Monday, July 12, 2010

The Road Trip Quilt



Tutorial coming soon! This one is in the shop.

PS. How cute is that fabric!??? Love it. You can find it here or here. You can also find it here at the Ribbon Retreat and they sell by the fat quarter and 1/4 yard! LOVE THAT because I rarely use up the whole 1/2 yard. And yes…the quilting was boring as heck…but well worth it. :)

Thursday, July 8, 2010



I can only quilt three rows or so before I’m majorly bored and distracted….which is probably why straight stitch quilting takes me FOREVER.  (and why I’m writing this post instead)

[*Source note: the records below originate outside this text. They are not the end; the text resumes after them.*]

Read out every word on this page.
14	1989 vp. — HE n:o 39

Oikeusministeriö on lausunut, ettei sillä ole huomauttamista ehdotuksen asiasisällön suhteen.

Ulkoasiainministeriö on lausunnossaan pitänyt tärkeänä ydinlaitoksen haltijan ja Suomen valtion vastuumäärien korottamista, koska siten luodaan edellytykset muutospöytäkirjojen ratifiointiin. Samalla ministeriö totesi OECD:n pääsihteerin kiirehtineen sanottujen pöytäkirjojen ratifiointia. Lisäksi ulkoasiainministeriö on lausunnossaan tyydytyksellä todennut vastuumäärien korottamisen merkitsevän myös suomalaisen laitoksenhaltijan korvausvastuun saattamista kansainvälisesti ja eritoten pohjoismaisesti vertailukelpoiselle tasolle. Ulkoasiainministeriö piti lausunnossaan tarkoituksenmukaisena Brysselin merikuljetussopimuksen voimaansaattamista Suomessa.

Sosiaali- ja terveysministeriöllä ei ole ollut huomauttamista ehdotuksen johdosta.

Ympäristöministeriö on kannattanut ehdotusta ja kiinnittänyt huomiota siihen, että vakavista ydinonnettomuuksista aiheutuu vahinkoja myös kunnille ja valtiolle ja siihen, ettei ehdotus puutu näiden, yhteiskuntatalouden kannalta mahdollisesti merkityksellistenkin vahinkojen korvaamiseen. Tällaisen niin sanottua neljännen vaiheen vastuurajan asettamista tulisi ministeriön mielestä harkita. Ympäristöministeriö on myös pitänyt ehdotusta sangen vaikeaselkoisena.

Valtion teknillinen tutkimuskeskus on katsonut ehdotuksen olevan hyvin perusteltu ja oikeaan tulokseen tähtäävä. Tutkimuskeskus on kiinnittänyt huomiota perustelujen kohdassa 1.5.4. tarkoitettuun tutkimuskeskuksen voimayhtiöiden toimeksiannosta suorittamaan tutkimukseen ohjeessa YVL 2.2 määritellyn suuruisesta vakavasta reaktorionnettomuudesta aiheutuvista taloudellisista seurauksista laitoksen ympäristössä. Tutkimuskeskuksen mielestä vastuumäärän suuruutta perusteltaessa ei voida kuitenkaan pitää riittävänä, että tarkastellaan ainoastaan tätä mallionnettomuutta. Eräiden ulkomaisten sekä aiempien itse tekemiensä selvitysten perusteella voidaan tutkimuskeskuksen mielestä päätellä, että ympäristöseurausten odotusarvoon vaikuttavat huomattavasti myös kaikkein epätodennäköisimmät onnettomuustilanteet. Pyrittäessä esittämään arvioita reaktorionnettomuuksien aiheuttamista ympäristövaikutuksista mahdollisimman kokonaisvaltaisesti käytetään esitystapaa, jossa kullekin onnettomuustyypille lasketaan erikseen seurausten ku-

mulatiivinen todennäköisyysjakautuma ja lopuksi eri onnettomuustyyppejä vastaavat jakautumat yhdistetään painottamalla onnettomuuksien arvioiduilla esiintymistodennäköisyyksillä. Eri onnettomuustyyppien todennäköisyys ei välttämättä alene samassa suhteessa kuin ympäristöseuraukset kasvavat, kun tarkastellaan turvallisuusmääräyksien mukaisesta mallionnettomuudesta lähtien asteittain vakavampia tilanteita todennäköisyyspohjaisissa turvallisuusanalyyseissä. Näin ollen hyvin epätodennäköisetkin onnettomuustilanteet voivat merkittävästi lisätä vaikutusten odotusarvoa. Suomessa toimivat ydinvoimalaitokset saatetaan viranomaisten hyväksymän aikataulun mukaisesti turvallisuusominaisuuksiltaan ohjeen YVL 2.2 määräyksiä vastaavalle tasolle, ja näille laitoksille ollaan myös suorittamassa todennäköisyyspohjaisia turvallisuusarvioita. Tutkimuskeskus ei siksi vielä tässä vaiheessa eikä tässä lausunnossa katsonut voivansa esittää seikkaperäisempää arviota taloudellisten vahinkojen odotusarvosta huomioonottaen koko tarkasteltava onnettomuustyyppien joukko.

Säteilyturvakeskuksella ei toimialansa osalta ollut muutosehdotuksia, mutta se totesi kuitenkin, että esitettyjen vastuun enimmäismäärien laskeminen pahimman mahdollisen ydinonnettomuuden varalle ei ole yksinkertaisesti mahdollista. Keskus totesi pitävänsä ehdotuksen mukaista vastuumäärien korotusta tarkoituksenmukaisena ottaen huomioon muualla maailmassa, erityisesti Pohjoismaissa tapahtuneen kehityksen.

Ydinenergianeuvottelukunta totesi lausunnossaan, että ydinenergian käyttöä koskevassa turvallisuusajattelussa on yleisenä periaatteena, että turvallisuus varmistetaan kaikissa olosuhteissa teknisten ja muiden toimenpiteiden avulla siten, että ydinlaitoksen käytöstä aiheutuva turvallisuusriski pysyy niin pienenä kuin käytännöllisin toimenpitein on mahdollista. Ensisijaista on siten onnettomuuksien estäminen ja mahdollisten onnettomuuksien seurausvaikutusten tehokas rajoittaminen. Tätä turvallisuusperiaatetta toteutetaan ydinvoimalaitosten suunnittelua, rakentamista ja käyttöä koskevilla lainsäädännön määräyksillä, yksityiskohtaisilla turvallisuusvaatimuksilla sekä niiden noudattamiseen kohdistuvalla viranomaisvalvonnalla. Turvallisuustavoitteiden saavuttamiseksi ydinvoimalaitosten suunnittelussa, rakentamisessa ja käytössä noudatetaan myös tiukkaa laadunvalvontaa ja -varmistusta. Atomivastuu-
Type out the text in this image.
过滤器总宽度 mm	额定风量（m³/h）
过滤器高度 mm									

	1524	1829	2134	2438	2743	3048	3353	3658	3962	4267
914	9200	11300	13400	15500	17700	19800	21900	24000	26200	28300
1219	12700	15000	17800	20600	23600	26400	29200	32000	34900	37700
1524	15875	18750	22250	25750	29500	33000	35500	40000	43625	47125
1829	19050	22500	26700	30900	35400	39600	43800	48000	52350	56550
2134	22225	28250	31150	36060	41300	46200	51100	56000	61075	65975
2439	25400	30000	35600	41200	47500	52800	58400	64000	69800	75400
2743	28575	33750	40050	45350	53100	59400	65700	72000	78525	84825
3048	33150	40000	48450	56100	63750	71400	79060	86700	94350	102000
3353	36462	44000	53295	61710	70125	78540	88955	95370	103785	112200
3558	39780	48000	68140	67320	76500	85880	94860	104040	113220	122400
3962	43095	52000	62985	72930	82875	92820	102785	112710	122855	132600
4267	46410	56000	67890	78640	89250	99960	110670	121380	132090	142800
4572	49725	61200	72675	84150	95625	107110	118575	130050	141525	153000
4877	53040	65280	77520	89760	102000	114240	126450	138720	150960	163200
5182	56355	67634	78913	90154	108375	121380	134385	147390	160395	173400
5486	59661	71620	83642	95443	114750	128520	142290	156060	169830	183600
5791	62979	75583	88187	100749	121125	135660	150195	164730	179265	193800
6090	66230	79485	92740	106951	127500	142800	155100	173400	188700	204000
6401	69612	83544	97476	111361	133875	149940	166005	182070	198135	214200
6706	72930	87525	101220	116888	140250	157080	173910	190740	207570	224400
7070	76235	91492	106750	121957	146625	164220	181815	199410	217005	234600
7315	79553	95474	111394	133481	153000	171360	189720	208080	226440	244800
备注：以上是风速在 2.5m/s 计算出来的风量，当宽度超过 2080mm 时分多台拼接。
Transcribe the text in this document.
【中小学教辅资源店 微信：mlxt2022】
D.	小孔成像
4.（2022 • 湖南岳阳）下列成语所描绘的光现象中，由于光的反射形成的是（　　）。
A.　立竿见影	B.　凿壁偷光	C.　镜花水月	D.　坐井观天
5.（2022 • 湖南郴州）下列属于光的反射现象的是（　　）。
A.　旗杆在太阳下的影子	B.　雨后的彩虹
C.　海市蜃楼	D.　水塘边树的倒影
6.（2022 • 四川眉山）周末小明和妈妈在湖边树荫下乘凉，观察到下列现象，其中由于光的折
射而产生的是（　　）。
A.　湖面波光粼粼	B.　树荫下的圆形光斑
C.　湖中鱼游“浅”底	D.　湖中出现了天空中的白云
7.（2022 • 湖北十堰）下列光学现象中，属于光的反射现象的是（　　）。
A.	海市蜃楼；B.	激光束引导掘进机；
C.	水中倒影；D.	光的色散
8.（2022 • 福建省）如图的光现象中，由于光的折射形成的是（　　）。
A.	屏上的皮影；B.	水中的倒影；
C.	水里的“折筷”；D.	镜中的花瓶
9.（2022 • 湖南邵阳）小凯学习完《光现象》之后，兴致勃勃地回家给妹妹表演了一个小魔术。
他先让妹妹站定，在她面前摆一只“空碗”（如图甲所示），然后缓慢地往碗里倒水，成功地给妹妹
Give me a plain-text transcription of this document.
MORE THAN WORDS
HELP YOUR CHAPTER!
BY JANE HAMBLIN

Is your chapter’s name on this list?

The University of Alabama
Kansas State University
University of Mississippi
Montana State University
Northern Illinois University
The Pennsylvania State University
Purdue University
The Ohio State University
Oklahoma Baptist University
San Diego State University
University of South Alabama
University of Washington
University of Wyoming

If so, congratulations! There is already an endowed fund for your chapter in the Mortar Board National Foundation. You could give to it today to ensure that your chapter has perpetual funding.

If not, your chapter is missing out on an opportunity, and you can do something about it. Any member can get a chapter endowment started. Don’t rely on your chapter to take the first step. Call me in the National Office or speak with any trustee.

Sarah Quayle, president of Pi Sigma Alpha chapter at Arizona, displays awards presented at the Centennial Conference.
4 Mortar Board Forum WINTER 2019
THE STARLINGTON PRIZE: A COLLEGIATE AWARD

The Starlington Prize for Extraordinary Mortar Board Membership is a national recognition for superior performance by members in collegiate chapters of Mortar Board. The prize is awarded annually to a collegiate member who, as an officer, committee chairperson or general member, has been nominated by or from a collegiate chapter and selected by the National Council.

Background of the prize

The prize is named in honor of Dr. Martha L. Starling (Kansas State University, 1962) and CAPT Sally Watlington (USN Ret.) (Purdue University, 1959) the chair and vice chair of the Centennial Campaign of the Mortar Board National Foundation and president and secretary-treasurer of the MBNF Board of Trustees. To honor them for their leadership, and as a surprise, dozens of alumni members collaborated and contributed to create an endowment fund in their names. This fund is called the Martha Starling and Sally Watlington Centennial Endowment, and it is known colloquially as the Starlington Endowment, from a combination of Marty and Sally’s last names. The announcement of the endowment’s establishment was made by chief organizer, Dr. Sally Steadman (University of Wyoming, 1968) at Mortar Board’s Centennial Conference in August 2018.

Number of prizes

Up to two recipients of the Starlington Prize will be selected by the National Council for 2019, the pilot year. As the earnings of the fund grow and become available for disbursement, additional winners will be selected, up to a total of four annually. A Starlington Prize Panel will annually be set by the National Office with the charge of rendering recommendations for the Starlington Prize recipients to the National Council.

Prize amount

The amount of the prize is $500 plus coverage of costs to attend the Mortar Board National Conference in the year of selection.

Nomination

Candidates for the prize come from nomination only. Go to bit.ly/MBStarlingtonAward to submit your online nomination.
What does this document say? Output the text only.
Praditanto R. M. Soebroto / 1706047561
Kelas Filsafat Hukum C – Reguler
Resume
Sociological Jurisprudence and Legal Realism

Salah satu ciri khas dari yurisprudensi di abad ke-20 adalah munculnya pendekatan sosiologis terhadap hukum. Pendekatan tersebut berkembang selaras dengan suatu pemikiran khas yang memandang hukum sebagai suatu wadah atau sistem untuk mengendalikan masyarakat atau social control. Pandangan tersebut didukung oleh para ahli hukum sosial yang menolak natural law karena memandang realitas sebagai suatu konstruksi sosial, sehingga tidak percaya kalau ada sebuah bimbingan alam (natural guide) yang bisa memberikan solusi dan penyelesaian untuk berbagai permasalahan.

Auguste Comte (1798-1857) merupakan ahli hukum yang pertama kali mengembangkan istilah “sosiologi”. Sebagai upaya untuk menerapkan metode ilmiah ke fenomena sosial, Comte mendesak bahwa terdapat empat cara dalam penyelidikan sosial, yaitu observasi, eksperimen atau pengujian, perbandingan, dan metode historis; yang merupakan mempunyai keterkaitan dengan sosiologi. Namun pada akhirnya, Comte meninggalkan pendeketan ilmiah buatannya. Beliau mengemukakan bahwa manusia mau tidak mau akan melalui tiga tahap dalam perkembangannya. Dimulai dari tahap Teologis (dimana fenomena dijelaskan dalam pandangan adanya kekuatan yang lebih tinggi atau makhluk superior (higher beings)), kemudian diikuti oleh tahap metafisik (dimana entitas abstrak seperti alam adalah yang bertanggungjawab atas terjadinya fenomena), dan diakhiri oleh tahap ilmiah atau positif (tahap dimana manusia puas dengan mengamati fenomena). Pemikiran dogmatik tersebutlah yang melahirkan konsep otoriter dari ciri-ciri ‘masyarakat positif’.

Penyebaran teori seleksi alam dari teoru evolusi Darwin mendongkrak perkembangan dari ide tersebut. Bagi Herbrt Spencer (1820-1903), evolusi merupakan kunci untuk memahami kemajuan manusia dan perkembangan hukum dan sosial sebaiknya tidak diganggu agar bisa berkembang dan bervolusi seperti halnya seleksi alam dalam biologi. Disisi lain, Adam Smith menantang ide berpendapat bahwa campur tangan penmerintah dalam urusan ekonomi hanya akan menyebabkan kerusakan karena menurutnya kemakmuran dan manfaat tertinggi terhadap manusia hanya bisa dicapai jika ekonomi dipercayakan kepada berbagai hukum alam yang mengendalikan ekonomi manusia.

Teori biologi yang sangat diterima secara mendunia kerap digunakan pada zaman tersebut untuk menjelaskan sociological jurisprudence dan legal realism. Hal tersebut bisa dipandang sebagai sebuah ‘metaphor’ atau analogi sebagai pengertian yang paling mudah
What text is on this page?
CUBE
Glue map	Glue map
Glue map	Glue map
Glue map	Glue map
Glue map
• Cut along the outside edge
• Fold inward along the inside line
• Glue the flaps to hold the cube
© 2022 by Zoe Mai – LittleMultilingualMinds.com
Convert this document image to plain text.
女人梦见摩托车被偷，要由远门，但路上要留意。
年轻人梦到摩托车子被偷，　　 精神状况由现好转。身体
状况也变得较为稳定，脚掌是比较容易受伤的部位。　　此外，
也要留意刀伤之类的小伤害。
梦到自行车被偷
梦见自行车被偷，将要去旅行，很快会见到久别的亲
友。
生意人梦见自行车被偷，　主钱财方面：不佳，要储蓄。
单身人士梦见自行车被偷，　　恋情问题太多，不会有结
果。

By the way, your comments to my last post…..HILARIOUS!  We were laughing our heads off….I’m glad everybody’s kids go through a “lets take back the baby” phase.   Thanks for making my day!

Tuesday, July 6, 2010

Thoughts from my 3 year old…

From last night while Ryan was doing this:


Ben:  We should not get any more babies.

Me:  But Mommy and Daddy love babies. 

Ben:  We should give our baby to a different family so they can have two kids and we should just have one kid.  We should just have me.  That would be great.

The end.

Monday, July 5, 2010

Laying low


I’ve been laying low in the sewing department…..except for a handful of appliqu├ęd onesies I made a few nights ago.  I bought size 6-9 months thinking they’d be roomy enough for my 3 month old….and they are TIGHT!   This brand always seems to run a size or two small though….or maybe its my chunky baby?  Probably both.


Here is the graphic I used for my dog onesie.  To make one…. iron your fabric to double sided fusible web (like heat n’ bond) then hold up the fabric to the computer screen and you should be able to see through the fabric well enough to trace the dog onto the fusible web paper.  Then cut out your dog, peel off the paper,  iron it to the shirt and sew around (the tricky part!).